Where to market flexibility? Integrating continuous intraday trading into multi-market participation of industrial multi-energy systems
Niklas Nolzen, Alissa Ganter, Nils Baumgärtner, Florian Joseph Baader, Ludger Leenders, André Bardow
Abstract
The rising share of volatile renewable electricity generation increases the demand for flexibility. Flexibility can be offered by industrial multi-energy systems and marketed either on the continuous intraday, day-ahead, or balancing-power markets. Thus, industrial multi-energy systems face the question where to market their flexibility. We propose a two-step method to integrate trading on the continuous intraday market into a multi-market optimization for flexible industrial multi-energy systems. First, we estimate revenues from continuous trading in the intraday market, employing option-price theory. Second, a multi-stage stochastic optimization allocates the flexibility to the three markets. The case study of an industrial multi-energy system demonstrates that coordinated bidding in all three markets reduces costs the most. A sensitivity analysis reveals that the optimal split between the different markets strongly depends on the intraday market volatility.
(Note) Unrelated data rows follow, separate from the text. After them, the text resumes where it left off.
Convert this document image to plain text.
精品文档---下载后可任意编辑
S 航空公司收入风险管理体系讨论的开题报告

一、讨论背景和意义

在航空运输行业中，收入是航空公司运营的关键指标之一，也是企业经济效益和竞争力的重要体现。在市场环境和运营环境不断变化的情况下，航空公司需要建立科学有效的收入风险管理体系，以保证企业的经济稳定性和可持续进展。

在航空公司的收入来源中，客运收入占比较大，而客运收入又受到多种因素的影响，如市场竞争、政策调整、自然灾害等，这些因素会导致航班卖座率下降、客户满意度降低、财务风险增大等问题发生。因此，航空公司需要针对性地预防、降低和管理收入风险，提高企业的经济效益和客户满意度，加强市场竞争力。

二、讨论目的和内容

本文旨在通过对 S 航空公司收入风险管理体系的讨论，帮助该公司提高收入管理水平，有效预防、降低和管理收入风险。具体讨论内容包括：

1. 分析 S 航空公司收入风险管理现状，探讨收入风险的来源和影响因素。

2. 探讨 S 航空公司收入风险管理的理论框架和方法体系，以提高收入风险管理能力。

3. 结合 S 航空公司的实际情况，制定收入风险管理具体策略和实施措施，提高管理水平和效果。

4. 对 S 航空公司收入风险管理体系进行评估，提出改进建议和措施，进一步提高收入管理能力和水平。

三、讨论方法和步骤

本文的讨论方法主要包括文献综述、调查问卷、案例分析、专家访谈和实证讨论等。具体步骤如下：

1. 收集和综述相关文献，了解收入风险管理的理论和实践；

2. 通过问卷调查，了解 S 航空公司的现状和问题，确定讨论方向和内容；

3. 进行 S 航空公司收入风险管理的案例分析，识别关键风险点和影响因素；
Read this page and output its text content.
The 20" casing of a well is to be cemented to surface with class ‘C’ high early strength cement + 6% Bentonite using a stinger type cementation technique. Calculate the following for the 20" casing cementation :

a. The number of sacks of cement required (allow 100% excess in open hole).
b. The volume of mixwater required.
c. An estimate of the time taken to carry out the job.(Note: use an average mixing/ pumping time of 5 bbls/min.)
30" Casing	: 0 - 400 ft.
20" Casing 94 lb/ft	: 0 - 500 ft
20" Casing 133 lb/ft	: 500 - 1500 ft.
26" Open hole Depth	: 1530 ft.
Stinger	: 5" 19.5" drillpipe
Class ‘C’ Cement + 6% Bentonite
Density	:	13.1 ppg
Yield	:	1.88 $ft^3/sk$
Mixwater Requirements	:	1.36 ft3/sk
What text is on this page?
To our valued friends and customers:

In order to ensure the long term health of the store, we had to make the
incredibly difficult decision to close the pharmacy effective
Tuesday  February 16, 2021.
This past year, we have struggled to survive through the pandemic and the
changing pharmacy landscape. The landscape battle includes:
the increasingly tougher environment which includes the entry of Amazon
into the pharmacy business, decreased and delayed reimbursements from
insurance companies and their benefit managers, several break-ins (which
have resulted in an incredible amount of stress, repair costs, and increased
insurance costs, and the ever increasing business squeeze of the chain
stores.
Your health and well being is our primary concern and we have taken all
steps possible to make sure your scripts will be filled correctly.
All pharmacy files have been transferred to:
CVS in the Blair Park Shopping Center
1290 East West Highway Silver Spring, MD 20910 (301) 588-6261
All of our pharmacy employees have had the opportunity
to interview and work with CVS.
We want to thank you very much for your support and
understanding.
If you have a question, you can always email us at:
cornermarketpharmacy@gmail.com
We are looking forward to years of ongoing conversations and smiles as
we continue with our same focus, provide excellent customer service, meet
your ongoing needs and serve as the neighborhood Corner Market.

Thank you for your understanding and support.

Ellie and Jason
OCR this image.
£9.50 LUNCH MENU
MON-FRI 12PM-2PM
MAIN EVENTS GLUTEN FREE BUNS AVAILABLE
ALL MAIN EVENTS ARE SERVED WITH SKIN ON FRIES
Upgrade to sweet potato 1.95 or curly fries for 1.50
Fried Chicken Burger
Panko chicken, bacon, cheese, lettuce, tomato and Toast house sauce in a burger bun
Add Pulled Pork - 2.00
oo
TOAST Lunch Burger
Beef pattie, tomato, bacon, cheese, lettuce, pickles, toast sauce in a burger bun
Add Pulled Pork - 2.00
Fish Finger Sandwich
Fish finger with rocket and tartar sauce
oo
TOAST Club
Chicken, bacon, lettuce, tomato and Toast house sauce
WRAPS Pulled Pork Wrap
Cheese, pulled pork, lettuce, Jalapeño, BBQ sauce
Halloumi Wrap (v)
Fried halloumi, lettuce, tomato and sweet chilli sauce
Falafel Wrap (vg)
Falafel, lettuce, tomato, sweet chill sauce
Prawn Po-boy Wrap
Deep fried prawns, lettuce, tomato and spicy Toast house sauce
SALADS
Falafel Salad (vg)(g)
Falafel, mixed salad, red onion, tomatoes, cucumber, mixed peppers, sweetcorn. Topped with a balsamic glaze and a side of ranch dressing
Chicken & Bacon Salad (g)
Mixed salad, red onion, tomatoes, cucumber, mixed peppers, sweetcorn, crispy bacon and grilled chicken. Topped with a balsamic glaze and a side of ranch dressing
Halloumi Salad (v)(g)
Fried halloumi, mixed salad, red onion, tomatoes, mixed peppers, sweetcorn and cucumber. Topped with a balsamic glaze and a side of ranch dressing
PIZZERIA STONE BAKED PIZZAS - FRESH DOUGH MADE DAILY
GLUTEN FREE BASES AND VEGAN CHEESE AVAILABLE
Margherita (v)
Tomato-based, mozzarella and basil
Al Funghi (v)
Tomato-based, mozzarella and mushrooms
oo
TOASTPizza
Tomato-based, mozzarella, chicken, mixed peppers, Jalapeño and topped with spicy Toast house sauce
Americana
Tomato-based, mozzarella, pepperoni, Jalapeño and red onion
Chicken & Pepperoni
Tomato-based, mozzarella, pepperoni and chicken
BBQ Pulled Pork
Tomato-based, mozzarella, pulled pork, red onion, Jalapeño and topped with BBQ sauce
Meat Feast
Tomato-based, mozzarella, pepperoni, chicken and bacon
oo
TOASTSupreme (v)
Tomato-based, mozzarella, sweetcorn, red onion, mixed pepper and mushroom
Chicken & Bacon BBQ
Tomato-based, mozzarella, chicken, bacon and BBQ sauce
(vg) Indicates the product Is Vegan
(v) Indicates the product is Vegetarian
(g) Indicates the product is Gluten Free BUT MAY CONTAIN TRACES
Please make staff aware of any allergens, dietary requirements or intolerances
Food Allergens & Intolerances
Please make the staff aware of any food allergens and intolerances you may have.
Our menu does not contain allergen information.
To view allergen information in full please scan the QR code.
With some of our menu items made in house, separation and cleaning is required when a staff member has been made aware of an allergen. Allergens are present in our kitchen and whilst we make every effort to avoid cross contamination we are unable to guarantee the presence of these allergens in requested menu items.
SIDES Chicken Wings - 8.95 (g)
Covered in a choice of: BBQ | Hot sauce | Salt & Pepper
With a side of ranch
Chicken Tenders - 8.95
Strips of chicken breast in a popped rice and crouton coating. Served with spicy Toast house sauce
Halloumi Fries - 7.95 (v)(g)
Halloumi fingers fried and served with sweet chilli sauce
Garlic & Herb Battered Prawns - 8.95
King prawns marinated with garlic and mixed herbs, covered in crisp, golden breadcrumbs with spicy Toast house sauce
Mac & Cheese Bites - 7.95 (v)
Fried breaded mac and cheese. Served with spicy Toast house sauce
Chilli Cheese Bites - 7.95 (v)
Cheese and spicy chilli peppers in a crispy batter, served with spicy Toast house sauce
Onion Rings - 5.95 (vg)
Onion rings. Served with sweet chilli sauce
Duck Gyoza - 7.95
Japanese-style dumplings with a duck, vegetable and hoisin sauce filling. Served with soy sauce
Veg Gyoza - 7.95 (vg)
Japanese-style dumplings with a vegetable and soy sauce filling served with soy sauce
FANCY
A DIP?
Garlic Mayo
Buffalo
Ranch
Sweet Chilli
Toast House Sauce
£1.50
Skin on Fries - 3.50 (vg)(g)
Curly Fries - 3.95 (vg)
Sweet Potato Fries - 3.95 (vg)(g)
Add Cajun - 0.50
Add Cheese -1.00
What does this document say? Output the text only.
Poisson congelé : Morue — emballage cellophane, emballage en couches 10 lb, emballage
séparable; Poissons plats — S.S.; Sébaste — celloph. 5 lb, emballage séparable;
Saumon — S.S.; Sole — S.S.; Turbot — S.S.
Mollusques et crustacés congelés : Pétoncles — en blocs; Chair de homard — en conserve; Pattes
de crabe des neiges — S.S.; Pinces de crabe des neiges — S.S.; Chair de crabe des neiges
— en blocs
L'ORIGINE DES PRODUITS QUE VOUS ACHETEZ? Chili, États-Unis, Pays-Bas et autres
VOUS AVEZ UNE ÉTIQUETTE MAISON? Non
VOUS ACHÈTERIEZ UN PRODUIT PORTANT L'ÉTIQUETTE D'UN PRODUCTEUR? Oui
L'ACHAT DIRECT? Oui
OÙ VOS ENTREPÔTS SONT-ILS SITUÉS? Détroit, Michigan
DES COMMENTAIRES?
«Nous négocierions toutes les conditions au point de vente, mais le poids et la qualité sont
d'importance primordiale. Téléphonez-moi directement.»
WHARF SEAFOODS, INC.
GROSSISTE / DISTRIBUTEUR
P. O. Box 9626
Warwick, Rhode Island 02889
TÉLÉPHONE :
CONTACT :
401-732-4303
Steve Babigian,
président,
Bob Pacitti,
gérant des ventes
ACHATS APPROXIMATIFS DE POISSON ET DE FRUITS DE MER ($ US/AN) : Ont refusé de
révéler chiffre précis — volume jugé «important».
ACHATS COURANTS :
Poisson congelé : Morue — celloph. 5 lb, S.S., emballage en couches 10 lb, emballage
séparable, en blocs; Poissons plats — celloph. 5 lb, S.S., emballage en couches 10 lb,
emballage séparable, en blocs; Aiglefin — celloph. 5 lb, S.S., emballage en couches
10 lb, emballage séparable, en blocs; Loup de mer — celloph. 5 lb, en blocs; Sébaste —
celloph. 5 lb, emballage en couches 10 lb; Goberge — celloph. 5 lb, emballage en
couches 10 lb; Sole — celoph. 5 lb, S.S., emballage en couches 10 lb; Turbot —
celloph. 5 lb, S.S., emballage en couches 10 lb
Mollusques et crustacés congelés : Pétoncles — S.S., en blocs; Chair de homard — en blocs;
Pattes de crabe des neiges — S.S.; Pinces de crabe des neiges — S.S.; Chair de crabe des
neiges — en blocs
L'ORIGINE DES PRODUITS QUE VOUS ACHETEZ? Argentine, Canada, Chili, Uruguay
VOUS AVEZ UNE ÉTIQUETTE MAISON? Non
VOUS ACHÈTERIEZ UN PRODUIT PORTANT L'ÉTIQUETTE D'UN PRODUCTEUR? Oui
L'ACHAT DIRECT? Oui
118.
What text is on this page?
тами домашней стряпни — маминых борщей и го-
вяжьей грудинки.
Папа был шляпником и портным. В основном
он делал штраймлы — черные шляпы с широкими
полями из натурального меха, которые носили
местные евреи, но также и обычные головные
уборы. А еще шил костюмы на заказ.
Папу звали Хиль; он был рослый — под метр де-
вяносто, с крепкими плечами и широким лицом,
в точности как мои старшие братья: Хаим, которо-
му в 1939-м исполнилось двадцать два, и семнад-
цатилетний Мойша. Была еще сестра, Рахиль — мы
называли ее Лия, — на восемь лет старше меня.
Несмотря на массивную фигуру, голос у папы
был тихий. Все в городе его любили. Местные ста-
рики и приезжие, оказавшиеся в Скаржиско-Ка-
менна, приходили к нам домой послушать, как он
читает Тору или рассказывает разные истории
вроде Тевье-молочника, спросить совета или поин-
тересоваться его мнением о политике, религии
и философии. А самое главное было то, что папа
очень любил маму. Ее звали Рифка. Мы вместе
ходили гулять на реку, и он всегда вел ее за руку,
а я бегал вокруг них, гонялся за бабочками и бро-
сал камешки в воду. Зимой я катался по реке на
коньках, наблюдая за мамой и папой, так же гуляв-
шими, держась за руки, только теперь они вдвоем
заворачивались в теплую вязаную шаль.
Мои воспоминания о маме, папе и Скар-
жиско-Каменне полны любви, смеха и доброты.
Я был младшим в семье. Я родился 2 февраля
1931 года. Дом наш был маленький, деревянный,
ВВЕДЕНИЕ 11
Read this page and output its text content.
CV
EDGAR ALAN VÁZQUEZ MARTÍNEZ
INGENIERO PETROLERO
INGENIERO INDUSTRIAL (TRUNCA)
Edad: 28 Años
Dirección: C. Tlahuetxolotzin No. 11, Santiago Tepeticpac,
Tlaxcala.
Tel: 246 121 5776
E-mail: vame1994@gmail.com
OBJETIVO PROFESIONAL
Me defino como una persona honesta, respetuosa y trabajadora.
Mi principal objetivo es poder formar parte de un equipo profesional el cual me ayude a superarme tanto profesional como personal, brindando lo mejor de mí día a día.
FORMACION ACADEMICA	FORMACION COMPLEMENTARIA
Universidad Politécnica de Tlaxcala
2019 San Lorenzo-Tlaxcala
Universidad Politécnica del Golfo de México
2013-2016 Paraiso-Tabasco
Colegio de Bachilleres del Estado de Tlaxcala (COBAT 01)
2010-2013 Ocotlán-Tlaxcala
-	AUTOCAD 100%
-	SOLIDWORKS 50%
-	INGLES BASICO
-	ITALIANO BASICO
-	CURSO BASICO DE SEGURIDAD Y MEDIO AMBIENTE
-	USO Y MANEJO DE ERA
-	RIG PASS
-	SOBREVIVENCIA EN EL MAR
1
Overall, the proposed method provides a practical decision-support tool for multi-energy systems participating in short-term electricity and balancing-power markets. • Coordinated bidding strategy for optimal multi-market participation of multi-energy systems. • Integration of the continuous intraday market into a multi-market optimization. • Option-price theory estimates profit from trading in the continuous intraday market. • Multi-market participation minimizes costs for multi-energy systems.